Sometimes a film feels like it’s about nothing, even if you know what it’s really about. Waiting for Happiness is one of those films where you feel like you’re peeking from behind a curtain and peering into someone’s life rather than watching a narrative feature. I don’t require a strong narrative for enjoyment. I have some episodic films that rank among my favorites. That being said, Waiting for Happiness didn’t do a lot for me.
What you have here is a young man, Abdallah, that is emigrating to Europe soon and he’s come to spend time in his mother’s coastal town before his departure. He sticks out like a sore thumb in his Western dress. He also doesn’t speak the local dialect and has a hard time understanding people and being understood.

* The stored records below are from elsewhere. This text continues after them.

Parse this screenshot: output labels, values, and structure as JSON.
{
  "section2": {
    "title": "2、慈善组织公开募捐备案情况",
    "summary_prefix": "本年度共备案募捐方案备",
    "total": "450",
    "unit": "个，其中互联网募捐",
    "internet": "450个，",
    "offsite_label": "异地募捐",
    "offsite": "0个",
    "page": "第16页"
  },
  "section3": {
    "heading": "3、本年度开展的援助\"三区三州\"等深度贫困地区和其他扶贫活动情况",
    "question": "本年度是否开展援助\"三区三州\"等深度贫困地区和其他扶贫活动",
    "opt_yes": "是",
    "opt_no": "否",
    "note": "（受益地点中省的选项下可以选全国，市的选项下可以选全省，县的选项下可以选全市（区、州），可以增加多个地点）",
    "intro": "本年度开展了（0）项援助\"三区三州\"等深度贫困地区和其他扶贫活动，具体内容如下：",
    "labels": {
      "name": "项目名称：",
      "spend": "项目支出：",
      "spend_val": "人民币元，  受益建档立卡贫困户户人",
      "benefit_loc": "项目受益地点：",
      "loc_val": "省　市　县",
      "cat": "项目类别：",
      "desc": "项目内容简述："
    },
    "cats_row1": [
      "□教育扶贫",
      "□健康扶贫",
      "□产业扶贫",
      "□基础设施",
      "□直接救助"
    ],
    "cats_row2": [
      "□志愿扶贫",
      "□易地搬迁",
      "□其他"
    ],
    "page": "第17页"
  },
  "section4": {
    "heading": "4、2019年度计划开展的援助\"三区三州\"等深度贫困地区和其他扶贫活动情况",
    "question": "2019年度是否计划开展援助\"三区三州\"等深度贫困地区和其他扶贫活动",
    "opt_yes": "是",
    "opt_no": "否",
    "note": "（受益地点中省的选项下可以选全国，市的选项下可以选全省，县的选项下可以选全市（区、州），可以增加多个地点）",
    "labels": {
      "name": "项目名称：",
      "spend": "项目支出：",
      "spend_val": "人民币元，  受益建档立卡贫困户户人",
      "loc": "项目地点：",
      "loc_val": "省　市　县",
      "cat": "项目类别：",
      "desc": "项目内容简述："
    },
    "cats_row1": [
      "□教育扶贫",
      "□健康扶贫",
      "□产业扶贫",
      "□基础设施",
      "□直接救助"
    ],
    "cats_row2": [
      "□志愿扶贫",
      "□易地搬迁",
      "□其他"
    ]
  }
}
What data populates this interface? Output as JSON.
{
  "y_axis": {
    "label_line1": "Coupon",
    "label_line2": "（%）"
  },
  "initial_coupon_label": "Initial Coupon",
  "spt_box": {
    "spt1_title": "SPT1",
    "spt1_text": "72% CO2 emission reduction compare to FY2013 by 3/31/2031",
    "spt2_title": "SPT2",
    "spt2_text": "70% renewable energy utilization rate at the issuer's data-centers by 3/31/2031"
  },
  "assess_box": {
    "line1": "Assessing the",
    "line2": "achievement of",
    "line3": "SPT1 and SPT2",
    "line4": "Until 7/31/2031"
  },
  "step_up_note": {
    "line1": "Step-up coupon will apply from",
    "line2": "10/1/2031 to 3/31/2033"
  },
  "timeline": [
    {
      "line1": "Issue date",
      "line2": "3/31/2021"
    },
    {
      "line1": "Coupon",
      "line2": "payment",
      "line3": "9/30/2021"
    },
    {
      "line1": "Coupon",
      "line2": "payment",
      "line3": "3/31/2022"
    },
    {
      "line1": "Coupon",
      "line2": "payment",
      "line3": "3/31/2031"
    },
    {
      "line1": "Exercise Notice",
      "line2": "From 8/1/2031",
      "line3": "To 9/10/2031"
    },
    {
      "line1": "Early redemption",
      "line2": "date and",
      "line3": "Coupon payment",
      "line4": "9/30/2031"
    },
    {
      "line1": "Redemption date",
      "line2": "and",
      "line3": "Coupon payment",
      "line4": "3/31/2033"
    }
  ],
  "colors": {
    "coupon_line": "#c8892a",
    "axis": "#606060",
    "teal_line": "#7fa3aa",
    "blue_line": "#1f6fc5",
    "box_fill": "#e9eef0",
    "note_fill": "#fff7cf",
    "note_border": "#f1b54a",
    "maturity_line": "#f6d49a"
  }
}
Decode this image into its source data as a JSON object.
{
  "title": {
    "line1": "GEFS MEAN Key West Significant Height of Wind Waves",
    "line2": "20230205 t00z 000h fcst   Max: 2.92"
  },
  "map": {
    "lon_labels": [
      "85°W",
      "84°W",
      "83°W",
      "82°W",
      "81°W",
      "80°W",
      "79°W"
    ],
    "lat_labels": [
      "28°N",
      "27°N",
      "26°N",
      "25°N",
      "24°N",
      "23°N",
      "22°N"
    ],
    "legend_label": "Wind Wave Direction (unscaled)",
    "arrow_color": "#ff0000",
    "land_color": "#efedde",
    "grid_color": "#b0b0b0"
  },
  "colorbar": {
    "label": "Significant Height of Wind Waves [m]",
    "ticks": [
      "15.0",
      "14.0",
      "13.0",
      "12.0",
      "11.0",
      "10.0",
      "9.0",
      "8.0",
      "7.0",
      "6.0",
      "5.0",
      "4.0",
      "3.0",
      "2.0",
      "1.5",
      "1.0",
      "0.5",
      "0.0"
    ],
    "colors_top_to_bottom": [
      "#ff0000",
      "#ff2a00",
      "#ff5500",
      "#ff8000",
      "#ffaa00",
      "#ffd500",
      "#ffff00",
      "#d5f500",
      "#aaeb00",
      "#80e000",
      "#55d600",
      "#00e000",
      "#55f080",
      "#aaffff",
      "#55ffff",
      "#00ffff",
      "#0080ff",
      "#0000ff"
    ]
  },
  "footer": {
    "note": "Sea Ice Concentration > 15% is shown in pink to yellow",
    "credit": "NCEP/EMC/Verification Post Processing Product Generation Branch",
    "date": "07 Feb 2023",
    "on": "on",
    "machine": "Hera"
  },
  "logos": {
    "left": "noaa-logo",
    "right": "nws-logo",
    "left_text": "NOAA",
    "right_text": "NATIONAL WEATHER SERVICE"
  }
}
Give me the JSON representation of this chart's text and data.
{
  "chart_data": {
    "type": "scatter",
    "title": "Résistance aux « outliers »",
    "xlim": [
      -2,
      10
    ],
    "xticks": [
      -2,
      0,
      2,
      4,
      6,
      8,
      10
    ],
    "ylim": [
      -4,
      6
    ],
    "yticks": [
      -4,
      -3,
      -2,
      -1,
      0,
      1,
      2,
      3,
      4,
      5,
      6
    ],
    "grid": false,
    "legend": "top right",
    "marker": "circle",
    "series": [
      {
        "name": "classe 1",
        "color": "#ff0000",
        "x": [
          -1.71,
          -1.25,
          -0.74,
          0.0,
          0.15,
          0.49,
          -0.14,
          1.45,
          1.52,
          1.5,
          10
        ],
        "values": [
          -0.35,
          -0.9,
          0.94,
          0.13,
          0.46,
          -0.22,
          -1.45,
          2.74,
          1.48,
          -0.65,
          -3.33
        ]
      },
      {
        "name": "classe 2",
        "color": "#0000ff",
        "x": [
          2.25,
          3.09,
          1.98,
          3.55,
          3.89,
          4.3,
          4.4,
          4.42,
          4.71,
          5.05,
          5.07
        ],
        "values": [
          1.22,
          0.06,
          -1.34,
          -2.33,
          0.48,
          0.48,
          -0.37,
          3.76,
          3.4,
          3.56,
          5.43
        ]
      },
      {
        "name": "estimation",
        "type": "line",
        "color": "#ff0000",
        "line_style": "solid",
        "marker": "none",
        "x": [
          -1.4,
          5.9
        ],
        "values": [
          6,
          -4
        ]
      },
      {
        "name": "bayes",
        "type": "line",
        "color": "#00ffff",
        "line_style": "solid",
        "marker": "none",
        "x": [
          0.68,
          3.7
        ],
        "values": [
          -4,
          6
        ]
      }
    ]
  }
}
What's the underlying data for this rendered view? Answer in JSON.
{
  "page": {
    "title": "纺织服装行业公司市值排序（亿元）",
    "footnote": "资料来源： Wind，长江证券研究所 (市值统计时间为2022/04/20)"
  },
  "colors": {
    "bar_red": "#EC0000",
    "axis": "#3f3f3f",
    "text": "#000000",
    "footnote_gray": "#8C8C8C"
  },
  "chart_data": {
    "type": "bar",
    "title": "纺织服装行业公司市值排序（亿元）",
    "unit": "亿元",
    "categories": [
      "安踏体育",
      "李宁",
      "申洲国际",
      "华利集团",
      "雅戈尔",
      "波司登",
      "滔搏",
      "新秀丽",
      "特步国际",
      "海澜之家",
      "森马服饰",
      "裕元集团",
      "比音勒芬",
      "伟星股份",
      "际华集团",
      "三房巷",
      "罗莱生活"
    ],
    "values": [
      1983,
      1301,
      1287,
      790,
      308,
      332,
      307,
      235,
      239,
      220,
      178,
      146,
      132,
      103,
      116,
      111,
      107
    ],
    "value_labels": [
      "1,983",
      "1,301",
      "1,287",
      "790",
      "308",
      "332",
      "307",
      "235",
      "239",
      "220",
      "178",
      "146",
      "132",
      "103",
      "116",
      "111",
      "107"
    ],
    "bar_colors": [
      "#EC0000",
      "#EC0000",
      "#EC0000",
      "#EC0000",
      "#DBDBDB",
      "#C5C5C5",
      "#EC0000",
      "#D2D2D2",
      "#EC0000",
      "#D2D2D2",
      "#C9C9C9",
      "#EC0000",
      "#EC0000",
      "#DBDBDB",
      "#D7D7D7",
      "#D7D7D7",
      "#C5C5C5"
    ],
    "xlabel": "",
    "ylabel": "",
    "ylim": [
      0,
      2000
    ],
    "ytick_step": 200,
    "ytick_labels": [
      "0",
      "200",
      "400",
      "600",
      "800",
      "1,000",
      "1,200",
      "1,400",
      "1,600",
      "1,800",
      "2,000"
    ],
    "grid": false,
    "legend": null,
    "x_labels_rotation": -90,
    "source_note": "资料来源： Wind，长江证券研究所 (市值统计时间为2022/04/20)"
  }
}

Most of the film is him silently observing his surroundings: a woman outside his door teaches traditional song to a young girl, an elderly electrician and his child apprentice buzz around the town fixing things, a would be emigre washes up dead on the beach. Those things are pretty interesting and kind of drive the film, but there’s too much disconnect…too many episodes that reveal nothing and go nowhere…like the Chinese immigrant singing karaoke to a single woman in the back room of a restaurant. I’m sure the filmmaker accurately captured life in this seaside town with its peculiar beauty of desert on the edge of the ocean, but there wasn’t enough going on for me to become engrossed. Even at a relatively short 96 minutes, the film dragged on. I could see myself liking other films by Abderrahmane Sissako as I liked elements of the film a lot (and it was gorgeously shot), but this one just didn’t do it for me despite it having picked up a lot of international awards.